PHOTOGRAPHIE DE Brian J. Skerry, Nat Geo Image Collection

Il n’y a pas si longtemps, les nageurs et les surfeurs barbotaient le long des plages du cap Cod, aux États-Unis, insouciants du fait qu’un grand requin blanc pouvait être à l’affut à quelques mètres d’eux.

Aujourd’hui cependant, cette réalité s’ancre dans les villes populaires du bord de mer puisque les requins blancs sont revenus dans cette zone qu’ils n’avaient pas fréquentée depuis plusieurs décennies. Alors que les communautés cherchent des solutions pour assurer la sécurité des plages, une question domine : combien y a-t-il de requins blancs ?

Ce nombre est difficile à estimer car ce n’est pas une mince affaire de recenser ces prédateurs discrets et à l’aire de répartition étendue. Mais les chercheurs de l’Atlantic White Shark Conservancy ont enfin une réponse, obtenue en associant suivi acoustique, identification photographique et modélisation statistique.

Résultat : quelque 800 requins (et peut-être jusqu’à 900) ont sillonné les eaux du cap Cod entre 2015 et 2018. À titre de comparaison, on estime à 300 le nombre de requins blancs sur la côte centrale de Californie, tandis que la population de l’île Dyer, en Afrique du Sud, connue sous le nom de Shark Alley, comprendrait entre 800 et 1 000 individus.

COMPRENDRE : Les requins

Le cap Cod possède « potentiellement la plus forte densité de requins au monde », affirme Megan Winton, une scientifique spécialiste de la pêche dont les données sont encore au stade de la prépublication.

« Nous savions qu’il y avait beaucoup plus de requins dans ces eaux, mais c’est la première fois que nous disposons d’une évaluation du nombre de requins blancs dans une partie de son aire de répartition en Atlantique Nord : c’est extraordinaire », explique Winton.

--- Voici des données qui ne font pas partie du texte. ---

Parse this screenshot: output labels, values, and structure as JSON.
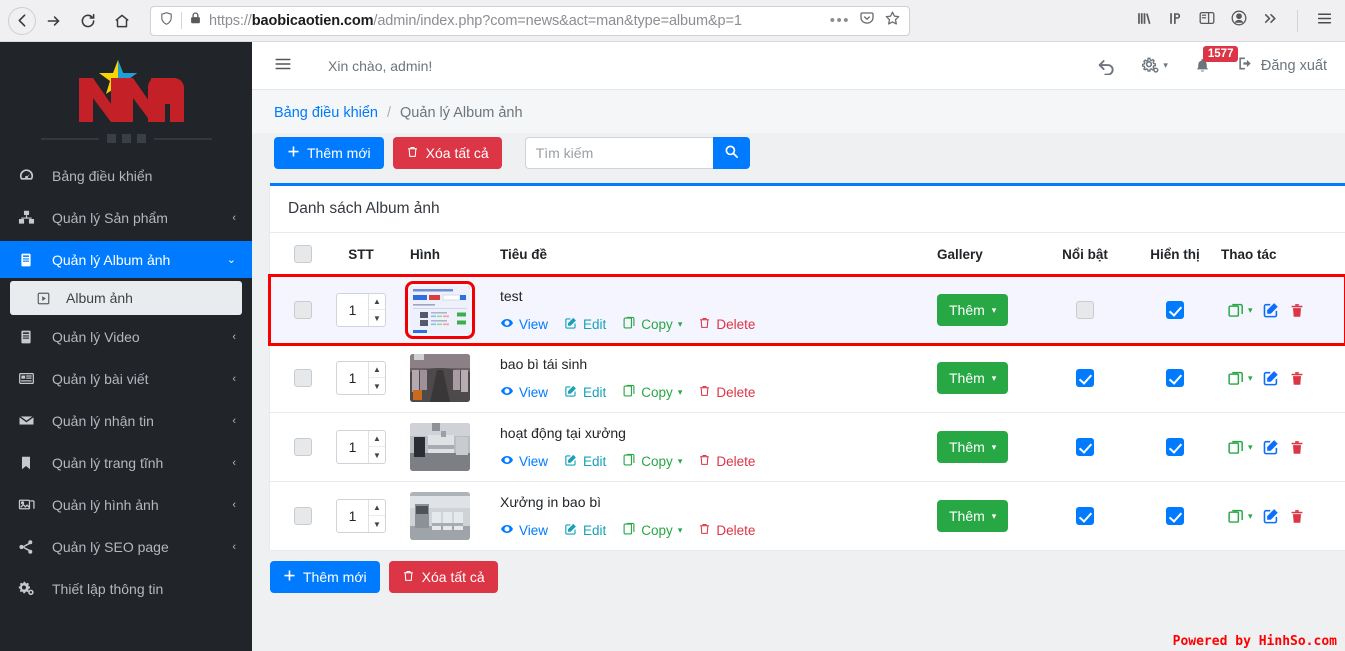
{
  "browser": {
    "url_prefix": "https://",
    "url_domain": "baobicaotien.com",
    "url_path": "/admin/index.php?com=news&act=man&type=album&p=1",
    "back_icon": "back-arrow-icon",
    "forward_icon": "forward-arrow-icon",
    "reload_icon": "reload-icon",
    "home_icon": "home-icon",
    "shield_icon": "shield-icon",
    "lock_icon": "padlock-icon",
    "more_icon": "ellipsis-icon",
    "pocket_icon": "pocket-icon",
    "bookmark_icon": "star-icon",
    "library_icon": "library-icon",
    "ip_icon": "ip-icon",
    "sidebar_icon": "sidebar-icon",
    "account_icon": "account-icon",
    "overflow_icon": "chevron-double-right-icon",
    "menu_icon": "hamburger-menu-icon"
  },
  "sidebar": {
    "logo_alt": "NNA",
    "items": [
      {
        "label": "Bảng điều khiển",
        "icon": "dashboard-icon",
        "caret": "",
        "state": "normal"
      },
      {
        "label": "Quản lý Sản phẩm",
        "icon": "boxes-icon",
        "caret": "‹",
        "state": "normal"
      },
      {
        "label": "Quản lý Album ảnh",
        "icon": "book-icon",
        "caret": "⌄",
        "state": "active"
      },
      {
        "label": "Album ảnh",
        "icon": "play-square-icon",
        "caret": "",
        "state": "sub"
      },
      {
        "label": "Quản lý Video",
        "icon": "book-icon",
        "caret": "‹",
        "state": "normal"
      },
      {
        "label": "Quản lý bài viết",
        "icon": "newspaper-icon",
        "caret": "‹",
        "state": "normal"
      },
      {
        "label": "Quản lý nhận tin",
        "icon": "envelope-icon",
        "caret": "‹",
        "state": "normal"
      },
      {
        "label": "Quản lý trang tĩnh",
        "icon": "bookmark-icon",
        "caret": "‹",
        "state": "normal"
      },
      {
        "label": "Quản lý hình ảnh",
        "icon": "images-icon",
        "caret": "‹",
        "state": "normal"
      },
      {
        "label": "Quản lý SEO page",
        "icon": "share-icon",
        "caret": "‹",
        "state": "normal"
      },
      {
        "label": "Thiết lập thông tin",
        "icon": "gears-icon",
        "caret": "",
        "state": "normal"
      }
    ]
  },
  "topnav": {
    "hamburger_icon": "hamburger-menu-icon",
    "greeting": "Xin chào, admin!",
    "undo_icon": "undo-arrow-icon",
    "settings_icon": "gears-icon",
    "settings_caret": "▾",
    "bell_icon": "bell-icon",
    "notification_count": "1577",
    "logout_icon": "logout-icon",
    "logout_label": "Đăng xuất"
  },
  "breadcrumb": {
    "home": "Bảng điều khiển",
    "separator": "/",
    "current": "Quản lý Album ảnh"
  },
  "toolbar": {
    "add_label": "Thêm mới",
    "add_icon": "plus-icon",
    "delete_all_label": "Xóa tất cả",
    "delete_all_icon": "trash-icon",
    "search_placeholder": "Tìm kiếm",
    "search_value": "",
    "search_icon": "search-icon"
  },
  "card": {
    "title": "Danh sách Album ảnh",
    "accent_color": "#007bff"
  },
  "table": {
    "headers": {
      "select": "",
      "stt": "STT",
      "image": "Hình",
      "title": "Tiêu đề",
      "gallery": "Gallery",
      "featured": "Nổi bật",
      "visible": "Hiển thị",
      "actions": "Thao tác"
    },
    "row_links": {
      "view": "View",
      "edit": "Edit",
      "copy": "Copy",
      "delete": "Delete",
      "view_icon": "eye-icon",
      "edit_icon": "pencil-square-icon",
      "copy_icon": "copy-icon",
      "delete_icon": "trash-icon",
      "copy_caret": "▾"
    },
    "gallery_button": {
      "label": "Thêm",
      "caret": "▾"
    },
    "action_icons": {
      "copy": "copy-stack-icon",
      "copy_caret": "▾",
      "edit": "edit-pencil-icon",
      "delete": "trash-red-icon"
    },
    "rows": [
      {
        "selected": false,
        "order": "1",
        "thumb_kind": "screenshot",
        "title": "test",
        "featured": false,
        "visible": true,
        "highlighted": true
      },
      {
        "selected": false,
        "order": "1",
        "thumb_kind": "photo-dark-aisle",
        "title": "bao bì tái sinh",
        "featured": true,
        "visible": true,
        "highlighted": false
      },
      {
        "selected": false,
        "order": "1",
        "thumb_kind": "photo-workshop",
        "title": "hoạt động tại xưởng",
        "featured": true,
        "visible": true,
        "highlighted": false
      },
      {
        "selected": false,
        "order": "1",
        "thumb_kind": "photo-printing",
        "title": "Xưởng in bao bì",
        "featured": true,
        "visible": true,
        "highlighted": false
      }
    ]
  },
  "footer": {
    "add_label": "Thêm mới",
    "delete_all_label": "Xóa tất cả",
    "powered_by": "Powered by HinhSo.com"
  }
}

Les résultats sont frappants non seulement en raison du nombre de requins, mais aussi parce qu’ils se concentrent sur seulement 900 kilomètres de côtes protégées. 

Ces quatre années de suivi ont également révélé que les requins, pour la plupart des adultes de 2,5 à 3,5 mètres de long, passaient environ la moitié de leur temps dans 4,5 mètres de profondeur ou moins.

« Les gens savent peut-être qu’il y a des requins, mais pensent qu’ils sont loin au large », explique Winton.

« Nous avons vu des requins de 4,5 mètres de long dans seulement 1 à 1,5 mètre d’eau. Ils peuvent incroyablement bien se camoufler. Les baigneurs peuvent se trouver juste à côté d’eux et ne pas les voir ».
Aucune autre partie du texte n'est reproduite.